Market operators NYSE Euronext (>> NYSE Euronext), Nasdaq OMX Group Inc. (>> NASDAQ OMX Group, Inc.), BATS Global Markets Inc. and Direct Edge Holdings LLC will send officials who oversee exchange functions to the daylong roundtable meeting, according to the SEC's Friday notice.
The event also will host technology and trading experts from UBS AG (UBS, UBSN.VX), Citadel LLC, TD Ameritrade Holding Corp. (>> TD Ameritrade Holding Corp.), Investment Technology Group Inc. (>> Investment Technology Group) and Getco LLC, brokers and traders that are central to the billions of shares that trade across U.S. markets daily.
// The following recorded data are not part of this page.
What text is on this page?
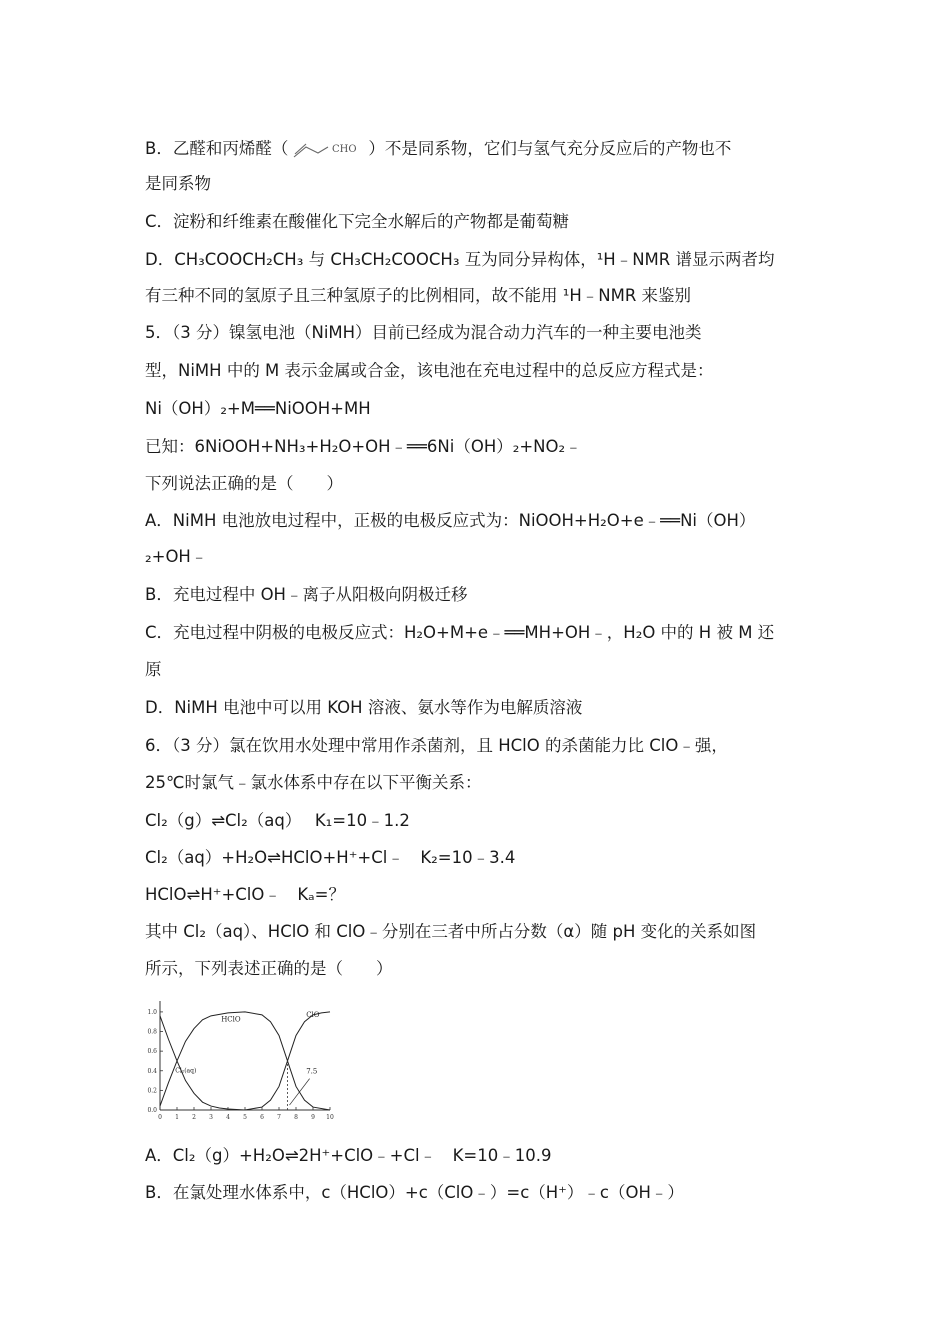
B．乙醛和丙烯醛（	CHO ）不是同系物，它们与氢气充分反应后的产物也不
是同系物
C．淀粉和纤维素在酸催化下完全水解后的产物都是葡萄糖
D．CH₃COOCH₂CH₃ 与 CH₃CH₂COOCH₃ 互为同分异构体，¹H﹣NMR 谱显示两者均
有三种不同的氢原子且三种氢原子的比例相同，故不能用 ¹H﹣NMR 来鉴别
5．（3 分）镍氢电池（NiMH）目前已经成为混合动力汽车的一种主要电池类
型，NiMH 中的 M 表示金属或合金，该电池在充电过程中的总反应方程式是：
Ni（OH）₂+M══NiOOH+MH
已知：6NiOOH+NH₃+H₂O+OH﹣══6Ni（OH）₂+NO₂﹣
下列说法正确的是（　　）
A．NiMH 电池放电过程中，正极的电极反应式为：NiOOH+H₂O+e﹣══Ni（OH）
₂+OH﹣
B．充电过程中 OH﹣离子从阳极向阴极迁移
C．充电过程中阴极的电极反应式：H₂O+M+e﹣══MH+OH﹣，H₂O 中的 H 被 M 还
原
D．NiMH 电池中可以用 KOH 溶液、氨水等作为电解质溶液
6．（3 分）氯在饮用水处理中常用作杀菌剂，且 HClO 的杀菌能力比 ClO﹣强，
25℃时氯气﹣氯水体系中存在以下平衡关系：
Cl₂（g）⇌Cl₂（aq）　 K₁=10﹣1.2
Cl₂（aq）+H₂O⇌HClO+H⁺+Cl﹣　K₂=10﹣3.4
HClO⇌H⁺+ClO﹣　Kₐ=？
其中 Cl₂（aq）、HClO 和 ClO﹣分别在三者中所占分数（α）随 pH 变化的关系如图
所示，下列表述正确的是（　　）
0 1 2 3 4 5 6 7 8 9 10
0.0
0.2
0.4
0.6
0.8
1.0
7.5
HClO
ClO
Cl₂(aq)
A．Cl₂（g）+H₂O⇌2H⁺+ClO﹣+Cl﹣　K=10﹣10.9
B．在氯处理水体系中，c（HClO）+c（ClO﹣）=c（H⁺）﹣c（OH﹣）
The SEC planned the Oct. 2 meeting following the Aug. 1 trading debacle at Knight Capital Group Inc. (>> Knight Capital Group Inc.), a chief trader with retail brokerage firms that was forced to seek rescue funding after rogue software drove a $440 million loss.
Knight has retained International Business Machines Corp. (>> International Business Machines Corp.) to review the matter. Christopher Rigg, a partner at IBM, will attend next week's roundtable, according to the Friday notice.
Alongside securities industry officials the SEC will draw academics from the Massachusetts Institute of Technology and Bentley University. The SEC also invited Dave Lauer, who worked for high-frequency trading operations in Chicago before joining an Internet startup and airing criticisms of the business.
The meeting comes as the SEC this month has embarked on a wide-ranging review of the way broker-dealers manage their trading systems and respond to malfunctions in response to the Knight mishap, which raised fears of larger-scale market damage that could be caused by misbehaving computer programs.